If the $2.25 trillion of capital amassed by private equity firms in this year’s PEI 300 ranking – published this week – has proven anything, it is that the industry has crafted a formula that works, even during a pandemic.
It’s been increasingly important to have a multi-strategy approach. For several years now, firms in the top ranks of the PEI 300 have expanded into adjacent strategies, no longer confining themselves to raising consecutive buyout funds. As TPG chief executive Jon Winkelried noted during an interview last month with the National Association of Investment Companies: “The asset class has evolved into much more of a capital solutions mindset. You need to have multiple pools of capital to respond to opportunity.”
Blackstone, which tops this year’s list again with a five-year fundraising total of $93.2 billion, has launched over a dozen new strategies since 2018, including life sciences and growth. KKR, second in the list with a fundraising haul of $79.9 billion, has scaled its flagship funds and adjacent strategies in recent years with the addition of healthcare growth and impact, among others. CVC Capital Partners, the highest-ranked firm headquartered in Europe, jumped four places to third in this year’s ranking, buoyed by its €22 billion eighth flagship fundraise. In Asia, mega-firms such as China Merchants Group and China Everbright are proving to be one-stop shops offering dedicated PE and venture, as well as more specialist vehicles on the new economy and low-carbon investments.

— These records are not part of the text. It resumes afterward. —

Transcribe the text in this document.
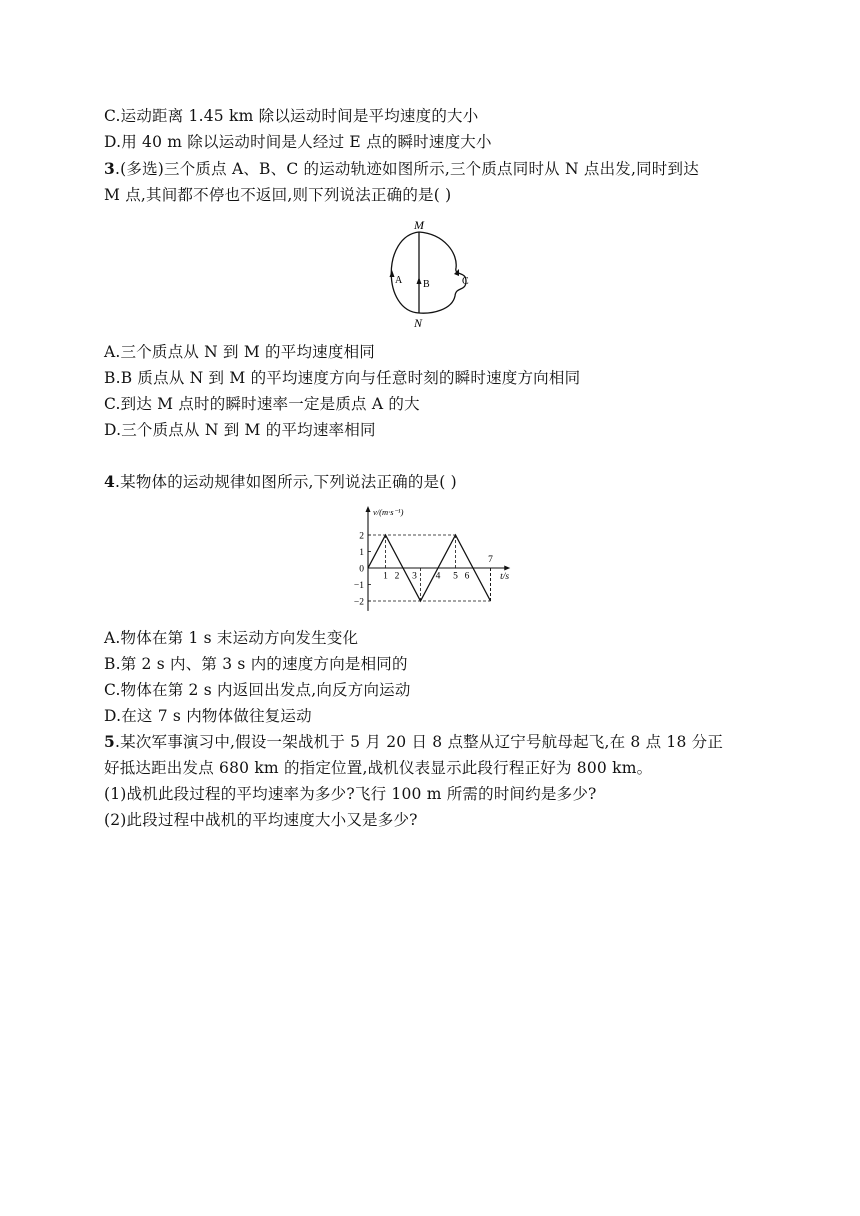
C.运动距离 1.45 km 除以运动时间是平均速度的大小
D.用 40 m 除以运动时间是人经过 E 点的瞬时速度大小
3.(多选)三个质点 A、B、C 的运动轨迹如图所示,三个质点同时从 N 点出发,同时到达
M 点,其间都不停也不返回,则下列说法正确的是( )
M
N
A B	C
A.三个质点从 N 到 M 的平均速度相同
B.B 质点从 N 到 M 的平均速度方向与任意时刻的瞬时速度方向相同
C.到达 M 点时的瞬时速率一定是质点 A 的大
D.三个质点从 N 到 M 的平均速率相同
4.某物体的运动规律如图所示,下列说法正确的是( )
2
1
0
−1
−2
1 2 3 4 5 6
7
v/(m·s⁻¹)
t/s
A.物体在第 1 s 末运动方向发生变化
B.第 2 s 内、第 3 s 内的速度方向是相同的
C.物体在第 2 s 内返回出发点,向反方向运动
D.在这 7 s 内物体做往复运动
5.某次军事演习中,假设一架战机于 5 月 20 日 8 点整从辽宁号航母起飞,在 8 点 18 分正
好抵达距出发点 680 km 的指定位置,战机仪表显示此段行程正好为 800 km。
(1)战机此段过程的平均速率为多少?飞行 100 m 所需的时间约是多少?
(2)此段过程中战机的平均速度大小又是多少?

Another thing that’s clear is that tech specialists made a strong showing in this year’s ranking, as companies across a variety of industries accelerated their digitisation plans due to pressures brought on by the health crisis. Thoma Bravo was the biggest mover in the top 10, leaping from 15th place last year to fifth, following a $22.8 billion haul across three funds in October. Vista Equity Partners rose from 10th to seventh place, while Silver Lake shot up 22 places to 11th (for more on how to make it into the top 10, check out our video here).
There are growing signs that growth equity could surpass buyouts as the most in-demand strategy for LPs in a decade. Of the top 10 firms in the PEI 300, half have either launched or raised capital for dedicated growth funds in the last two years. A case in point: growth equity fundraising hit a record level in the first quarter of this year – $32 billion compared with $19.2 billion in Q1 2020. LPs are tilting more towards growth than buyouts in their portfolios – we explore that further in our special report on growth capital next week – with the promise of stronger returns in fast-growing and disruptive companies.
In 2010, firms needed at least $868 million to get into the PEI 300. This year, that figure has risen nearly 80 percent to $1.6 billion. As the world of work gets set for an eventual post-covid reboot, the private equity industry is evolving – and growing – its playbook.